陆景云看着他,眼中闪过一丝不忍,但很快又恢复平静:“话就说到这儿。柳兄,你好自为之。若是还想做人,就好好想想将来该怎么做。若是一蹶不振...”
他摇摇头,没再说下去,转身离开了。
书房里重归寂静。
许久,柳明轩缓缓放下手,脸上湿漉漉的,分不清是泪还是汗。
窗外,不知何时下起了秋雨。淅淅沥沥的雨声敲打着窗棂,像是无数根细针,扎进他心里。
禁足满四个月的那天,柳文渊终于松了口,允许柳明轩出府走走,但必须有人跟着。
柳明轩选了城西的梅林。
不是怀念什么,而是...他想去那个改变了一切的地方看看。
秋日的梅林没有梅花,只有光秃秃的枝桠在秋风中颤抖。林中小径铺满了落叶,踩上去沙沙作响。细雨刚停,空气里满是泥土和腐叶的气息。
柳明轩独自走在林间,侍卫远远跟在后面。
他记得永嘉郡主说过,七年前她就是在这里被拐子劫持,然后被人所救。救她的人,据说是林梧——或者说是林松。
原来那么早,命运的线就已经纠缠在一起了。
而他,一直是个局外人。
“明轩哥哥?”
熟悉的声音从身后传来。
柳明轩浑身一僵,缓缓转身。
林梧站在不远处的小径上,一身淡青色衣裙,外罩月白披风,发间簪着那支梧桐木簪。她身旁是萧凤栖,两人并肩而立,手中各牵着一匹马。

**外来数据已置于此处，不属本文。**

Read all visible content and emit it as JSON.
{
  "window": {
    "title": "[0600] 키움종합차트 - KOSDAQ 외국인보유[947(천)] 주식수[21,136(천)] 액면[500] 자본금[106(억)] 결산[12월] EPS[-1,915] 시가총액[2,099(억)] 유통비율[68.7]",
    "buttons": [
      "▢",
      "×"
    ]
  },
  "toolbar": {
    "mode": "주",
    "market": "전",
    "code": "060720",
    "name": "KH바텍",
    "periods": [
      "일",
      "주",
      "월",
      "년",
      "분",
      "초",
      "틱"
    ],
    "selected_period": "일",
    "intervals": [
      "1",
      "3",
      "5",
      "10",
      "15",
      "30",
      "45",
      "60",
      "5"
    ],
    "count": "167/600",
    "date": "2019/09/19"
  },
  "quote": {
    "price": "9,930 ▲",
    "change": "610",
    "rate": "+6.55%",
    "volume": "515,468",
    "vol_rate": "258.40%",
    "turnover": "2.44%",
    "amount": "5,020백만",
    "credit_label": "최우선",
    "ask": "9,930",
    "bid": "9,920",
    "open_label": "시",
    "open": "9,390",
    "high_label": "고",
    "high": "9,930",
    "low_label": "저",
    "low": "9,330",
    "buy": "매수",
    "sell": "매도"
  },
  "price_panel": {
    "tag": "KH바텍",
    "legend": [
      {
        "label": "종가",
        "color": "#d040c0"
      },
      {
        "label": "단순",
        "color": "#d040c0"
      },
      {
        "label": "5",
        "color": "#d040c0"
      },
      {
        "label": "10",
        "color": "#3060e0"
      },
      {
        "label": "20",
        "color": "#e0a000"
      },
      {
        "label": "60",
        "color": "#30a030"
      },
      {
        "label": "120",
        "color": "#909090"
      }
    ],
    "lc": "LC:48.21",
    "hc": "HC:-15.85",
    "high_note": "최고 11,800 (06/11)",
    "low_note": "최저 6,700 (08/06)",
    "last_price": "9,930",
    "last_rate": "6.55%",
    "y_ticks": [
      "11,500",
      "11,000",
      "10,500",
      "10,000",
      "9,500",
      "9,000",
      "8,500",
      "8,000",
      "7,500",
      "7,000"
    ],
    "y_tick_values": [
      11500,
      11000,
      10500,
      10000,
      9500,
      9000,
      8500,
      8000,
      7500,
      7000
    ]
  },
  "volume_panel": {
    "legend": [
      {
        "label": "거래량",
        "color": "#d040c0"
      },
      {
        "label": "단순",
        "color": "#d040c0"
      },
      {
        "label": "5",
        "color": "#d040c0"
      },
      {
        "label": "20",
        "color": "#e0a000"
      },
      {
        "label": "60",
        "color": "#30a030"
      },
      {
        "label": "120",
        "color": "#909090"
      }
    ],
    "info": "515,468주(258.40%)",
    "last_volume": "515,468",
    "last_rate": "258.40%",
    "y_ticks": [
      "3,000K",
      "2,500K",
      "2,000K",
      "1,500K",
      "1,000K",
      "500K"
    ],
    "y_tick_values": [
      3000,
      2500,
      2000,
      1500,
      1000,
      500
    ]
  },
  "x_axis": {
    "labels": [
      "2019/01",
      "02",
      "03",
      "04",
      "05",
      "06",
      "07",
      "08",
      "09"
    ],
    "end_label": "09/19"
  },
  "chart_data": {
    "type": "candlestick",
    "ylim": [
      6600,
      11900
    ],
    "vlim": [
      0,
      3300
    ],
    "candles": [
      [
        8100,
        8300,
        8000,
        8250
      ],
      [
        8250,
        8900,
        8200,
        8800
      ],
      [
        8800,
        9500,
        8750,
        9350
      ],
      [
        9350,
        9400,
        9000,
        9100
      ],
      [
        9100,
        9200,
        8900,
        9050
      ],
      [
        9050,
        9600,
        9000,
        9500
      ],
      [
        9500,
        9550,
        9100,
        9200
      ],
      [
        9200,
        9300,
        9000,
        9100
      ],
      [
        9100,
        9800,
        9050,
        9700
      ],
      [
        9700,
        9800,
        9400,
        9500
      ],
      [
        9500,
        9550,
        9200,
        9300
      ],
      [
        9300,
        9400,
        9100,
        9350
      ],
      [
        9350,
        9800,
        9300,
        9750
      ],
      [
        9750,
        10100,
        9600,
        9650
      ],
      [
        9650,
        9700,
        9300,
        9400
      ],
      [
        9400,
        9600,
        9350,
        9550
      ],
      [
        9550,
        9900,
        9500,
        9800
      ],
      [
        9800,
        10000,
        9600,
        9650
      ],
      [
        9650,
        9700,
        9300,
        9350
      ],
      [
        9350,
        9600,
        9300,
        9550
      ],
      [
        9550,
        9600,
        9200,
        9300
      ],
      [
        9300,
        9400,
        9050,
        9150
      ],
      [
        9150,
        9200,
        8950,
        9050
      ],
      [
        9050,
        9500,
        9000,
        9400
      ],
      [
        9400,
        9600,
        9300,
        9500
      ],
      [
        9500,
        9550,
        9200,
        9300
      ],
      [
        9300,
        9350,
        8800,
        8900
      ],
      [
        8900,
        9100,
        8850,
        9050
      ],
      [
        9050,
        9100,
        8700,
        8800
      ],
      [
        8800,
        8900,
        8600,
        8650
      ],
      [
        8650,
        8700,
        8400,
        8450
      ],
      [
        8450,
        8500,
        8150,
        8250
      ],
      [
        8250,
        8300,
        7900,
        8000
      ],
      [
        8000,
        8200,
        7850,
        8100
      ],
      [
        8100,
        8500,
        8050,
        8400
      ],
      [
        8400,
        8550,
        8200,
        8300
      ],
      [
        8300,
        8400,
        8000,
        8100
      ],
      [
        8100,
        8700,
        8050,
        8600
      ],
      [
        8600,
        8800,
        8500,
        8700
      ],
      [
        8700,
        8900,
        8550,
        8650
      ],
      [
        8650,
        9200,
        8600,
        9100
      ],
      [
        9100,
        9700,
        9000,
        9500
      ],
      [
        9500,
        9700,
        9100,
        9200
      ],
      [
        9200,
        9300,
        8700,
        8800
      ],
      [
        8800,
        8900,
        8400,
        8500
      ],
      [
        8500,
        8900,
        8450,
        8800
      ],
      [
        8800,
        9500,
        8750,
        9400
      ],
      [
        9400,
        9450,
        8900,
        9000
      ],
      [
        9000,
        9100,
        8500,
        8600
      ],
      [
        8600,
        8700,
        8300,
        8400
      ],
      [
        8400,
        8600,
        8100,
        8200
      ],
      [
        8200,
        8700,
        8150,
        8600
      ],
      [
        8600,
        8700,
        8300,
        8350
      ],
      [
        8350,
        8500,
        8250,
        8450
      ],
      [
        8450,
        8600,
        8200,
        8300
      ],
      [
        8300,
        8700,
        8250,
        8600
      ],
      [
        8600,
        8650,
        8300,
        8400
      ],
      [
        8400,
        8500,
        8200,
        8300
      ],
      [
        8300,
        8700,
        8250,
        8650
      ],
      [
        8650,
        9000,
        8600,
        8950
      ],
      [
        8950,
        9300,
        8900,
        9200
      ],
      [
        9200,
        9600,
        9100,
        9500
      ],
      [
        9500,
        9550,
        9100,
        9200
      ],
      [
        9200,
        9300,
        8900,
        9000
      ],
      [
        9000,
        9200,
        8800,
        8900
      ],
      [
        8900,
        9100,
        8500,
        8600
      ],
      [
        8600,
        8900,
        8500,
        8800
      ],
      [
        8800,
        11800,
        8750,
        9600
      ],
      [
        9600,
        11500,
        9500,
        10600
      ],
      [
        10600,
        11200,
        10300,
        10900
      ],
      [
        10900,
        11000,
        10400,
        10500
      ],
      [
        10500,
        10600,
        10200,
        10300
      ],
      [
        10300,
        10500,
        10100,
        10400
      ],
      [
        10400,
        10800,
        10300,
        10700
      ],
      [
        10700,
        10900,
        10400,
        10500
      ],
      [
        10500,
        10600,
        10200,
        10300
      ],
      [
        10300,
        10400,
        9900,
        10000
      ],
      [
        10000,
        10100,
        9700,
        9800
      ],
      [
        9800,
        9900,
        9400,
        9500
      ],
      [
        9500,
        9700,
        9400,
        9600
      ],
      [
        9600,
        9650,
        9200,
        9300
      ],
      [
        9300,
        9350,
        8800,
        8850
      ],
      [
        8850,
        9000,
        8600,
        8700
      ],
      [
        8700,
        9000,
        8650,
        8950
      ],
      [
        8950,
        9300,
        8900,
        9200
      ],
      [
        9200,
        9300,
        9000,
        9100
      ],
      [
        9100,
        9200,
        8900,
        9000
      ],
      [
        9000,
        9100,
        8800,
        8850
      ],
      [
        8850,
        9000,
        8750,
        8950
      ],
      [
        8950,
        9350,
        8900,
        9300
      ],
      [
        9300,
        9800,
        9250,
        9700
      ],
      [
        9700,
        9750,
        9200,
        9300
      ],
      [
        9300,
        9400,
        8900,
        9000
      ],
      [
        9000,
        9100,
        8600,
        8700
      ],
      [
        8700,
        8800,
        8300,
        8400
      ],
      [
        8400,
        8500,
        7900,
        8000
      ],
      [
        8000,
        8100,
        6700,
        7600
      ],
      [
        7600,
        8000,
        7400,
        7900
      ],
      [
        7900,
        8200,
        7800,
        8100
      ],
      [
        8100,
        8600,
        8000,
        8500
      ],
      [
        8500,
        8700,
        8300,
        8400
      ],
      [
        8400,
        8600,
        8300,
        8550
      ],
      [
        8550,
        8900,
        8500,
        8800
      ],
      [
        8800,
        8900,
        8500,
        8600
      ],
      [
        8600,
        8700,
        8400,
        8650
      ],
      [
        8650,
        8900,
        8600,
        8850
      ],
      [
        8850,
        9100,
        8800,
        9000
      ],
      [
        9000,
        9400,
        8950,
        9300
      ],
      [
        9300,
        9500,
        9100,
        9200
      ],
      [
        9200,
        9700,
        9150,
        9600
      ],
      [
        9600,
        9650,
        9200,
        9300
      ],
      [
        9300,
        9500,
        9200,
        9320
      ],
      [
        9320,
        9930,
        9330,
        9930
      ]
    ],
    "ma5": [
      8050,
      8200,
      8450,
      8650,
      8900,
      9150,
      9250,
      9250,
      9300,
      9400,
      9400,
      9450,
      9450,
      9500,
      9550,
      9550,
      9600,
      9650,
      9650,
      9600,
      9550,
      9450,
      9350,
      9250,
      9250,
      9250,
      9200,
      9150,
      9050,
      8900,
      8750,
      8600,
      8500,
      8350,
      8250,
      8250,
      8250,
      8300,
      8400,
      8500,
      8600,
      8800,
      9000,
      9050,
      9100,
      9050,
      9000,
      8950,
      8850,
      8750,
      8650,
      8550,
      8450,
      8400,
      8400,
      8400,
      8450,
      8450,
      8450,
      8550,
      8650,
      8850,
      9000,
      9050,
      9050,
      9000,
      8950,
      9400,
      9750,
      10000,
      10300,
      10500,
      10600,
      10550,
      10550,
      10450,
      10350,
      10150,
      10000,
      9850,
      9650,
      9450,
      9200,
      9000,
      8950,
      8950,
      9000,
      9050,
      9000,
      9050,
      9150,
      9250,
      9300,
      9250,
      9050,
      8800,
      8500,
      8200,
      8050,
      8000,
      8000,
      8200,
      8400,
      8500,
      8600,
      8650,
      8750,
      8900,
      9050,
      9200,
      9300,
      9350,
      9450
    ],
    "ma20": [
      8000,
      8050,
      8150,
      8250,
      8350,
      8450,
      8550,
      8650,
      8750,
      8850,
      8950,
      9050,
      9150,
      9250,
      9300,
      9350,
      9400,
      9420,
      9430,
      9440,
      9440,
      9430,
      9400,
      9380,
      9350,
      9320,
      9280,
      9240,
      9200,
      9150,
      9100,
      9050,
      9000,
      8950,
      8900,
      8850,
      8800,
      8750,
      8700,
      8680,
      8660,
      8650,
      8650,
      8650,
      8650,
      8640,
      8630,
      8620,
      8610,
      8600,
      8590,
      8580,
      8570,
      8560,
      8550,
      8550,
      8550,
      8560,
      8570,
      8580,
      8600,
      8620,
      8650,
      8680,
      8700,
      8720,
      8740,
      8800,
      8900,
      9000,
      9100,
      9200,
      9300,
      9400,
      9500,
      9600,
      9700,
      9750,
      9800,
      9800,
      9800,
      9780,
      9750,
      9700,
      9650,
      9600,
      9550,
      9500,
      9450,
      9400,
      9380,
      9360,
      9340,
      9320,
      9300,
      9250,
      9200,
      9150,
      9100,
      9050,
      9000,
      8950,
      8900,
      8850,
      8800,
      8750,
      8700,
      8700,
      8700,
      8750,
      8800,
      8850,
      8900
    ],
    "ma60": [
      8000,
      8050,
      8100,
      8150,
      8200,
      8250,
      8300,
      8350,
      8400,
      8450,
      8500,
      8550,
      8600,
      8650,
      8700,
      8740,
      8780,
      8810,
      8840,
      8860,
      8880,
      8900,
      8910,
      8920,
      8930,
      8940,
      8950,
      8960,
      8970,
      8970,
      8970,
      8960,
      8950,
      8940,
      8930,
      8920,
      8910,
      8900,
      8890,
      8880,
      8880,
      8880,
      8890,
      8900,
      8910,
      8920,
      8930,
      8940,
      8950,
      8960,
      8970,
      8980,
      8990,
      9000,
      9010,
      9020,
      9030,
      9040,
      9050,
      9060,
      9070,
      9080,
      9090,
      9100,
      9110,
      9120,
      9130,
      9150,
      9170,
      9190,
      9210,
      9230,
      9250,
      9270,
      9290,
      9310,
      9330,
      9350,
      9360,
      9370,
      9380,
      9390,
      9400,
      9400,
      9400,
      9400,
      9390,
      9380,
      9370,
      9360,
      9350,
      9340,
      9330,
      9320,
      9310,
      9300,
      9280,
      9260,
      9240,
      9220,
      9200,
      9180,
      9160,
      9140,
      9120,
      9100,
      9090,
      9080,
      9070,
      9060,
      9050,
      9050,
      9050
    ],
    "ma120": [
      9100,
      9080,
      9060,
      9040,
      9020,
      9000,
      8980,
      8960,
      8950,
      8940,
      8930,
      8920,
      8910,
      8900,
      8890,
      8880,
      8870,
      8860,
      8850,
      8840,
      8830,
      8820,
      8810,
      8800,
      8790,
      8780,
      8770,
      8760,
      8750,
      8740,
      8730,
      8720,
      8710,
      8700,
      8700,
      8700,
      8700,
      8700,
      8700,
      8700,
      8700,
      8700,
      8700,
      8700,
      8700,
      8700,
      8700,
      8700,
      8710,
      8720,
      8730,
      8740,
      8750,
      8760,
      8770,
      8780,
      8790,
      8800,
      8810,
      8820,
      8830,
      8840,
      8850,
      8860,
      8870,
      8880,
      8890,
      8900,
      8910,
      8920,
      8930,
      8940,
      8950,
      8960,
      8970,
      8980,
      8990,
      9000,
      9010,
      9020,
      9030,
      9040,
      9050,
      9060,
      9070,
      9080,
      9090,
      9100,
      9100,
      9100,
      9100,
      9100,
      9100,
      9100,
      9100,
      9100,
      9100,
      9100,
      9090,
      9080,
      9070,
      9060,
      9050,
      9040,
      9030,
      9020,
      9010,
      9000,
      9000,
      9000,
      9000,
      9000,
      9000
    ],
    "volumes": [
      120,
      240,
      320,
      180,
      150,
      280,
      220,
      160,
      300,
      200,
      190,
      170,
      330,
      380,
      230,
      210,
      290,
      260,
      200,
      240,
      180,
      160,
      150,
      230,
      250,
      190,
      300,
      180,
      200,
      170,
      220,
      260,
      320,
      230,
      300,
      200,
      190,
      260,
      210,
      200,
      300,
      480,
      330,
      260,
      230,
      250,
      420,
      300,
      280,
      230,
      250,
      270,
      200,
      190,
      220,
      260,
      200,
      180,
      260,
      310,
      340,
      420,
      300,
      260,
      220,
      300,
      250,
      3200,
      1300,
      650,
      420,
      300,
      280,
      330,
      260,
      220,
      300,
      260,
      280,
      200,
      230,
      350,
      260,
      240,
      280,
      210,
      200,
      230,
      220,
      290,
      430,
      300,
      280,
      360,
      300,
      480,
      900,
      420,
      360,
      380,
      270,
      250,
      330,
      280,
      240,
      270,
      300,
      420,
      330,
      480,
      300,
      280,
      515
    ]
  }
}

萧凤栖今日穿了件墨色骑装,衬得身形越发挺拔。他看见柳明轩,微微颔首,算是打过招呼。
柳明轩的目光却落在林梧身上。
四个月不见,她变了。不是容貌,而是...神态。从前她看他时,眼神总是带着小心翼翼的期待和讨好。现在那双眼睛清澈平静,像秋日的湖水,不起半点波澜。
“林...林小姐。”他艰难地开口,“世子。”
林梧点点头,语气平淡:“柳公子也来赏景?”
“...随便走走。”
气氛尴尬得让人窒息。
萧凤栖看了林梧一眼,温声道:“你方才说想去看那边的石碑,我陪你去?”
林梧摇头:“不了,雨刚停,路滑。我们回去吧。”
她朝柳明轩微微颔首,转身要走。
“等等!”柳明轩脱口而出。
林梧停下脚步,回头看他,眼中带着询问。
柳明轩张了张嘴,千言万语堵在喉咙里,却一个字也说不出来。他想道歉,想解释,想问她过得好不好,想...想挽回。
可看着她平静的眼神,看着她身边那个光风霁月的男子,所有的话都显得那么苍白可笑。
“没...没事。”他最终只是说,“路上小心。”
林梧看了他一眼,那眼神里有怜悯,有疏离,唯独没有他期待的情绪。
“柳公子也早些回吧,天凉了。”
说完,她与萧凤栖并肩离开。两人低声说着什么,萧凤栖侧耳倾听,偶尔点头,神情温柔。
柳明轩站在原地,看着他们的背影渐行渐远。
秋风吹过,卷起满地落叶,也吹散了他最后一丝幻想。
“少爷,该回了。”侍卫上前,低声提醒。
柳明轩没有动。
他想起很多年前,也是这样的秋日,林梧偷偷从家里溜出来,跑到书院找他。她穿了一身藕荷色的裙子,头发跑散了,脸颊红扑扑的,手里捧着一包还热着的栗子。
“明轩哥哥,我给你送栗子来啦!刚炒好的,可香了!”
那时他怎么说的?
好像是“女子当静守闺中,这般跑出来成何体统”。
林梧眼中的光黯了一瞬,但很快又亮起来:“我知道啦,下次不会了。你快尝尝,凉了就不好吃了。”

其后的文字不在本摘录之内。